Je ne manquerai pas ta critique sur un film que je n'ai pas vu, mais dont l'incompréhension critique des journalistes ne m'est pas restée indifférente.

Magusneri 12/06/2010 20:32

Merci ;)
Ils vont publier un extrait de ma critique du film d'Alexandre Arcady, Comme les 5 doigts de la main. J'ai défendu le film (que j'ai vraiment beaucoup aimé) alors que toute la presse l'a descendu. Du coup, mon point de vue a dû les intéresser.

copa738 12/06/2010 14:14

C'est super pour toi ! Tu as une brillante carrière de critique qui s'offre à toi, et j'espère que tu la saisira. Je ne suis pas abonné à "Studio Ciné Live" mais au magazine "Première", j'achèterai le numéro du 23 juin et lirai ton article avec grand plaisir ! C'est sur quel film ?

Magusneri 12/06/2010 12:28

Comme tu l'écris justement, l'histoire est très plate, c'est une honte que le film de Bigelow ait eu l'Oscar du meilleur scénario original.

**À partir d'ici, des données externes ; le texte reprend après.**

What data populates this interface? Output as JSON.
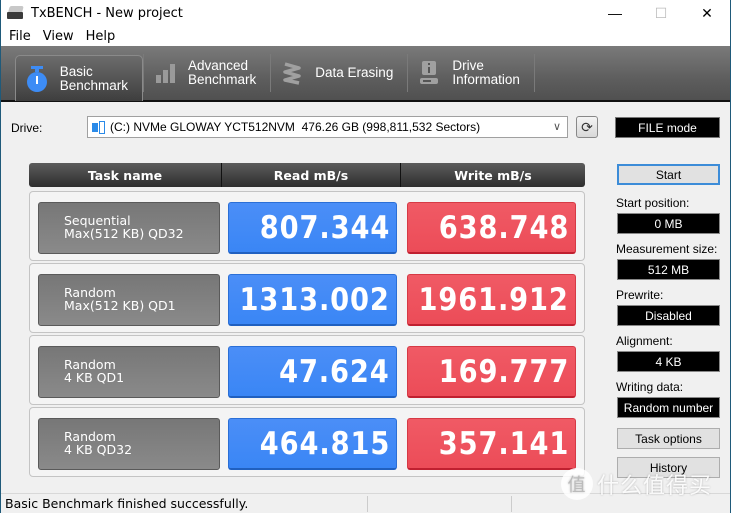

Si ça ne tenait qu'à moi, je l'aurai donné à Inglorious Basterds, qui est dix fois plus palpitant !
C'est toujours un plaisir de venir sur ton blog, continue comme ça ;)

Dans le nouveau numéro de Studio Ciné Live (à paraître le 23 juin), un extrait de mon blog va être publié, avec mon adresse bien visible dans leur page "forum". J'ai hâte !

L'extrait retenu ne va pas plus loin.